En date du lundi 2 décembre 2024, dans la rubrique Actualité, sous la plume de la journaliste [Codou Badiane] et au travers du Journal L’Observateur n°6345, cette dernière a tenté de faire l’état de la situation du monde du travail.
A cet effet, elle a brossé le contexte dans lequel, par deux articles-interview juxtaposés : l’un par une analyse, puis, en conjugaison avec le Secrétaire général (Sg) de l’Union régionale des syndicats professionnels de la Confédération nationale des travailleurs du Sénégal (Cnts) de la région de Dakar [également], responsable moral du Syndicat des industries alimentaires, tandis que, pour couper la poire en deux, le second [personnage] concerne : le Directeur des ressources humaines de la société Sen’Eau [un inspecteur du travail de formation].
Qu’en tout état de cause, cela peut-il éclairer la lanterne du monde du travail [concerné au premier degré et non impliqué] et les populations citoyennes [contributeurs] ? Non !
Qu’à ce propos, le sujet met en relief le Conseil consultatif national et le projet de Code du travail : «défis et orientations d’une réforme». Cependant, il faut bien appréhender les dispositions des articles L205 à L210 du présent code comme [d’ailleurs] son contenu, afin de pouvoir en faire la part des choses.
Que fondamentalement, ledit Conseil consultatif est composé de quatre (4) membres de l’Assemblée nationale désignés par cette Assemblée ; huit (8) représentants des organisations d’employeurs et huit (8) représentants des syndicats de travailleurs des professions industrielles ; quatre (4) représentants des organisations d’employeurs et quatre (4) représentants des syndicats de travailleurs des professions commerciales et bancaires ; un (1) représentant des organisations d’employeurs et un (1) représentant des syndicats des travailleurs des exploitations agricoles ; un (1) des employeurs et un (1) représentant des syndicats de travailleurs des groupements coopératifs, entre autres.
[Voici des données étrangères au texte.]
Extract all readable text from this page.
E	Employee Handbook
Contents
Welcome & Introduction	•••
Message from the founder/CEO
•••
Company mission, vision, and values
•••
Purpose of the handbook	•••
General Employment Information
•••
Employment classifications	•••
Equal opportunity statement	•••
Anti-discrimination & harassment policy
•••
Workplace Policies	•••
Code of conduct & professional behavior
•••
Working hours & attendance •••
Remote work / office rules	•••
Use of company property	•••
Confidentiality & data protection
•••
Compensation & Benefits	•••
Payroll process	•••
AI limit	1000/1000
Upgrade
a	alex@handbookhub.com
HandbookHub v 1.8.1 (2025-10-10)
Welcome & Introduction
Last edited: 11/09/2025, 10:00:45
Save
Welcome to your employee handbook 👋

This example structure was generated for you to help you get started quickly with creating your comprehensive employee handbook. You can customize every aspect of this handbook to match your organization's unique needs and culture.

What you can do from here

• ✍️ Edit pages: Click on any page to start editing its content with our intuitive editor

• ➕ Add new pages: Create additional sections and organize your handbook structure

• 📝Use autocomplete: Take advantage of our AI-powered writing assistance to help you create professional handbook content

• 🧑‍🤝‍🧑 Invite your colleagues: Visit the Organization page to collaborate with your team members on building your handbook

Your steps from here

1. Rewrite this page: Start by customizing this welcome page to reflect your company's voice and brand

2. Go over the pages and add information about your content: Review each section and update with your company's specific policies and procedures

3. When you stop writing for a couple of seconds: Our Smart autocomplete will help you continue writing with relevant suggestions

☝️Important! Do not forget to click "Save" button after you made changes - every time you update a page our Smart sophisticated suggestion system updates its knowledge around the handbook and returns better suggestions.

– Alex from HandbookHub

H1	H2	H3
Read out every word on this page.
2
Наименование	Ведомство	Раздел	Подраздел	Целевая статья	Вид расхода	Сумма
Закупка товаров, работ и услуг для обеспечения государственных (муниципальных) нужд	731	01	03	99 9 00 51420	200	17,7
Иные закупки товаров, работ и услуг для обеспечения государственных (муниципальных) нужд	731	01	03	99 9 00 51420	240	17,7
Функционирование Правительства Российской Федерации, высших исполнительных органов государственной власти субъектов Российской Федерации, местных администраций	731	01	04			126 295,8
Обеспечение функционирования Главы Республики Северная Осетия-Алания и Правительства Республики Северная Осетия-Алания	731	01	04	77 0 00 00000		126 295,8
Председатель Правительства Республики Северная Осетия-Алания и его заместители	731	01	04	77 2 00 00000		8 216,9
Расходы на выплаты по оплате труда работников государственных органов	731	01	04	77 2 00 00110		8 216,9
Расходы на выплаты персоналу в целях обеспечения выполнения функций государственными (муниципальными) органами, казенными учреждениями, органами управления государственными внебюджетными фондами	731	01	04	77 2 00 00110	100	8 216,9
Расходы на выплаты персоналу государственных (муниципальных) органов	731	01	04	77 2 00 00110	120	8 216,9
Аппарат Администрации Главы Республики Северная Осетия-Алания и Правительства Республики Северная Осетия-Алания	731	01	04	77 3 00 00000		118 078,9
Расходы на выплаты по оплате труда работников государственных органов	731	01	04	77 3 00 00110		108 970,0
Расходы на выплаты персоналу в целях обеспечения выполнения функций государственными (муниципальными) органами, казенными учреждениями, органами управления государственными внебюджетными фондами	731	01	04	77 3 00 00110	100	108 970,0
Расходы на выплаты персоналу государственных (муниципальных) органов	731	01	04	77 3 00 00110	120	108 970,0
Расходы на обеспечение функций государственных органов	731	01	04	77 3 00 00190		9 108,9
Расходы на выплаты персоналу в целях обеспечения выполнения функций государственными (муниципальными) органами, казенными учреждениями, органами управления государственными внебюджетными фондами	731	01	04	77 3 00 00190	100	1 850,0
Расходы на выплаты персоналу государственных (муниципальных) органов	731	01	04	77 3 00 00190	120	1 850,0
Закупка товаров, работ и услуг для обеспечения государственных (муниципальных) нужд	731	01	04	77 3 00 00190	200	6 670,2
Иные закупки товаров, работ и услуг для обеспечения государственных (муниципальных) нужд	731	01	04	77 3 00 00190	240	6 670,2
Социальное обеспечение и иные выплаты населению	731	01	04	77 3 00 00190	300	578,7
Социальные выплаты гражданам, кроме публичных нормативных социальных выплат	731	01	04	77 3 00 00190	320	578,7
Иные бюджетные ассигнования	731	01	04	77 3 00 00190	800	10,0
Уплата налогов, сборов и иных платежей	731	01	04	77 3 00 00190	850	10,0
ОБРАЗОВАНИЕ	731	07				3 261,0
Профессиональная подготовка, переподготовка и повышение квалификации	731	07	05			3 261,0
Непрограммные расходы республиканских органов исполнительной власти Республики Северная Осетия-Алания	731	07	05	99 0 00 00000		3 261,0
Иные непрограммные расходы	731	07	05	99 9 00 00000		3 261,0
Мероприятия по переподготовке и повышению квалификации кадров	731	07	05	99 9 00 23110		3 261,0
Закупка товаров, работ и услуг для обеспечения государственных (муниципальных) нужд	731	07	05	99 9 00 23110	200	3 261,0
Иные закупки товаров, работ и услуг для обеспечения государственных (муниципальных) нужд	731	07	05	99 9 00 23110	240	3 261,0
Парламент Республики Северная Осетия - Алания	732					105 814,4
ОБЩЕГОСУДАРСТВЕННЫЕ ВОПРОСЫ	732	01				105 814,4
Alors, qu’en est-il exactement de cette composante ? A-t-elle été respectée dans la forme et dans le fond ? Qu’en est-il de la composition des membres de l’Assemblée nationale désignés, nouvellement élus ? Le Conseil peut-il se réunir avant, pendant ou après : sans lesdits membres ?
Ce faisant, durant toute la précampagne présidentielle sénégalaise et compte tenu des troubles, de l’insécurité ambiante [plus de deux années durant], il y a lieu de savoir : dans quelles conditions se sont opérées, au niveau de la Cnts [par exemple], en termes de communication, d’information et de sensibilisation avec les travailleurs syndiqués, les syndicats de base professionnels, les Secrétaires généraux, les membres du bureau confédéral, les unions régionales, départementales et locales, les membres désignés [secrétaires confédéraux chargés des contentieux ; du secteur juridique et des entreprises privés] ? Sous ce rapport, tout ce monde-là n’est pas au parfum du scénario mis en place, face à un aussi important projet qui doit décider de leur sort [les travailleurs du secteur privé et non du secteur public]. Et c’est là que les approches pédagogiques et syndicales du bureau de l’Union régionale de Dakar et des autres unions régionales interpellent notre conscience, au plan syndical. Et c’est pourquoi ledit projet ne peut s’exécuter sans les principaux acteurs : les salariés-travailleurs et les délégués du personnel. Il est question d’entreprise, et entre deux parties, avant que n’intervienne l’Etat-Nation, dans un tripartisme proclamé.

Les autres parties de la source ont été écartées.